A great story needn’t be populated by likable characters, but the presence of likable characters can help, and they really help here (even the peculiar Kitaru was a believable emotional being, inspiring more compassion than annoyance). In particular, there are scenes of dialogue in the story that worked wonderfully in large part because the characters seem so real and worth knowing. In particular, the restaurant conversation between Tanimura and Erika, and the scene years later featuring the two of them at the wine-tasting, struck me as dramatic high points in the story, even though in the hands of a lesser writer they probably would have failed. The two characters speak explicitly and in detail about their emotions and innermost thoughts, even of dreams, in the case of Erika. Often when a writer tries this, it comes across as melodrama worthy of a soap opera, but in this story these scenes are so poignant.
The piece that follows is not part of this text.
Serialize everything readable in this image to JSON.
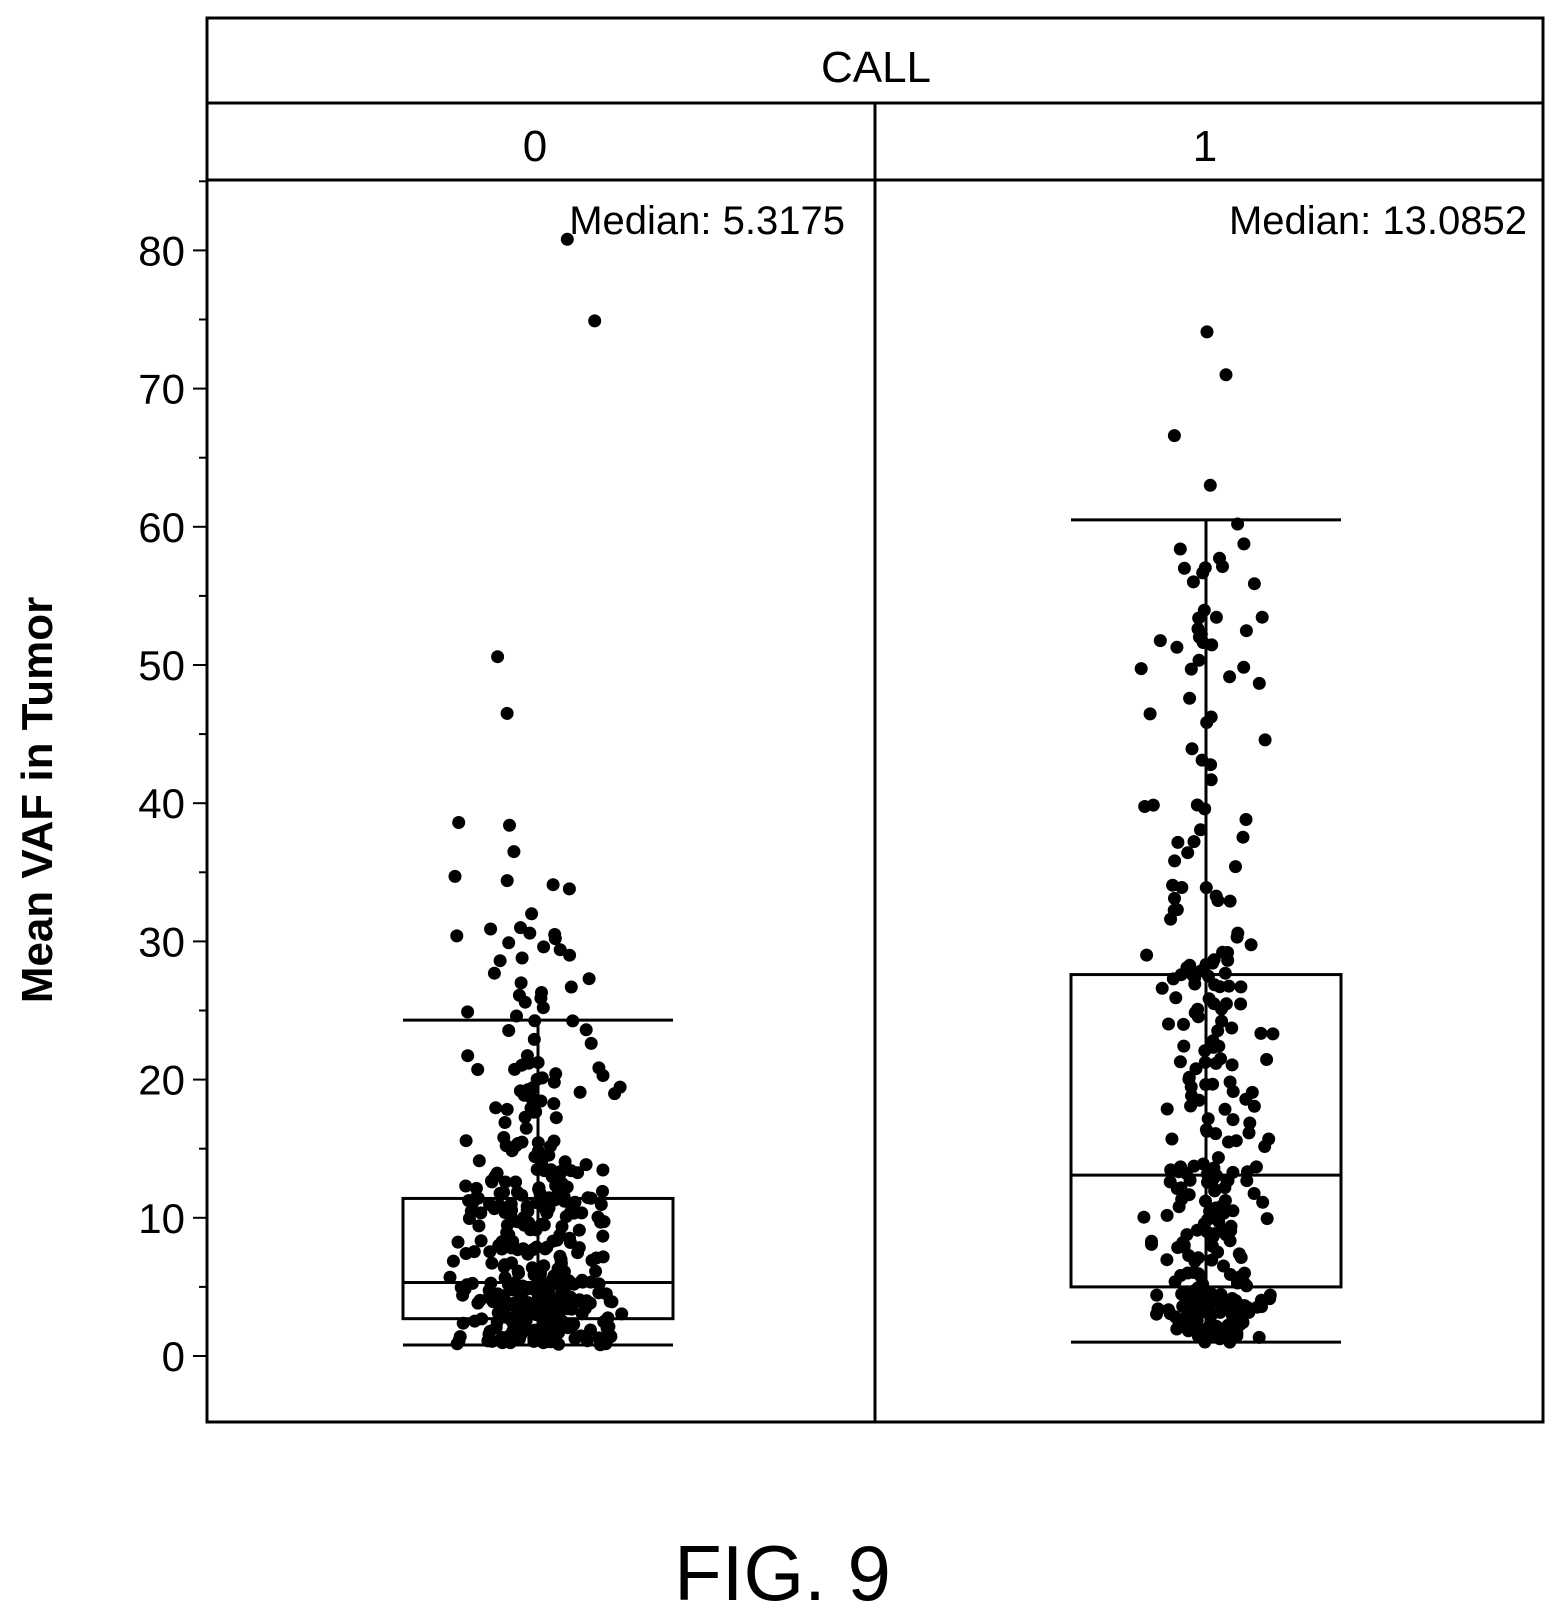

Though Murakami is an unconventional writer, it seems to me that this story could serve as a textbook example (in the best use of that term) about how, by giving a reader characters who are compelling at the primary, literal level, a writer can do so much at the symbolic, secondary level. This story raises big philosophical questions about how and why individuals live their lives and search for meaning, and about how those searches can lead to stumbling and bumbling. It does this so well because it makes the reader so interested in these three special characters and how they behave.
I enjoyed reading your thoughts, Roger – that the characters draw us in, that the writing on the surface is simple — that these are the things that allow us to accept the philosophical questions.
I also had the illusion he was speaking just to me – telling me a long story on a summer night. But I don’t think I’m the only one who feels he’s talking right to me – that’s a gift of this writer.
Especially reminiscent of Murakami’s wonderful novel, Norwegian Wood. A young adult who gets caught up in the affairs of a couple who has been together since nearly birth; sex and symbolic visions; baseball and the Beatles. There’s not much more you could ask for.